Located in Sierra de Ibio, Cantabria, the house stands within a small village that preserves both the urban structure and the rural coherence of its landscape, still untouched by the transformations that have altered other nearby settlements. The project arises from the desire to integrate into this context, accepting the constraints of local regulations that demand formal and material continuity with traditional architecture, while exploring from a contemporary perspective how to reinterpret that legacy without falling into literal reproduction.
The house is conceived as a single, L-shaped volume that folds upon itself to define the garden and create a sheltered domestic realm. This geometry organizes the program on one floor and allows every room to enjoy cross ventilation, opening to the south and west, while closing to the north and east. Towards the street, it presents itself as a solid stone front —a silent wall that protects the home’s intimacy— whereas from the garden its reverse is revealed: an open, light, and transparent façade that multiplies the relationship with the landscape.
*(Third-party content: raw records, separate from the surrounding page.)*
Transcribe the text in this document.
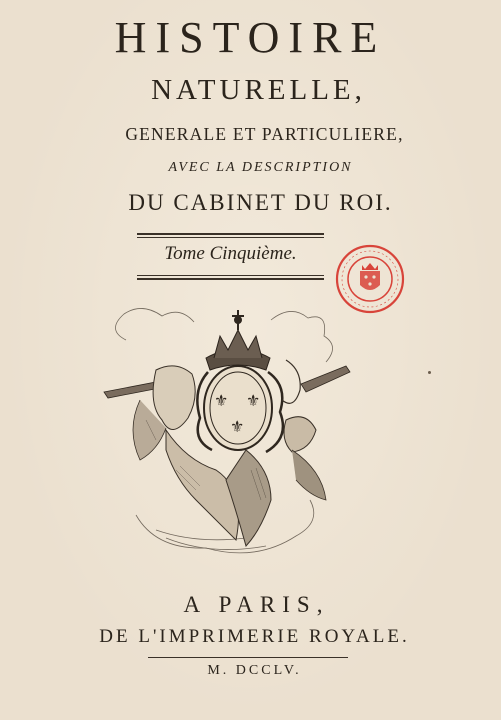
HISTOIRE
NATURELLE,
GENERALE ET PARTICULIERE,
AVEC LA DESCRIPTION
DU CABINET DU ROI.
Tome Cinquième.
⚜ ⚜
⚜
A PARIS,
DE L'IMPRIMERIE ROYALE.
M. DCCLV.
A single-pitch roof unifies the composition and reinforces its reading as a continuous body, almost like a wall folding upon itself. The outer façade is built with stone extracted from the site itself —local river cobblestones, with no external supply— evoking the texture and depth of the rural walls in the region. Openings of varied sizes and proportions appear to be freely arranged, yet they align precisely with the structure and the way each space is inhabited: standing, seated, lying down, in motion… This measured rhythm recalls vernacular architecture, where functional transformations over time produced façades that told their own stories. In contrast, the interior side of the “L” is defined by full-height windows that create a continuous dialogue with the garden: smaller openings frame fragments of the landscape like paintings, while large glazed panels underline and extend it.
In contrast to the stone mass of the north-eastern front, the inner face of the “L” is rendered in dark wood and glass, articulating daily life with the surrounding landscape. The timber, finished in dark tones reminiscent of those once obtained in Cantabrian architecture through oils and natural dyes, defines a coherent palette completed by the grey limestone from the Tina Menor estuary, used for both interior and exterior flooring, reinforcing the material bond with the territory. To this range is added red —found in the ceramic roof tiles and the corten steel elements such as frames, trims, and the cantilevered gutter— turning every episode of rain into a small event.
The floor plan distinguishes two wings: one houses the day areas —living room, dining room, and kitchen articulated around a central fireplace and the porch— while the other contains the night zone, with the main bedroom and two additional rooms, one of them transformable through movable partitions.
More than reproducing tradition, the house works with its reverse: the threshold where the vernacular and the contemporary fold over one another. In that tension between mass and lightness, opacity and transparency, wall and void, the house asserts its belonging to the place while speaking unmistakably in the present tense.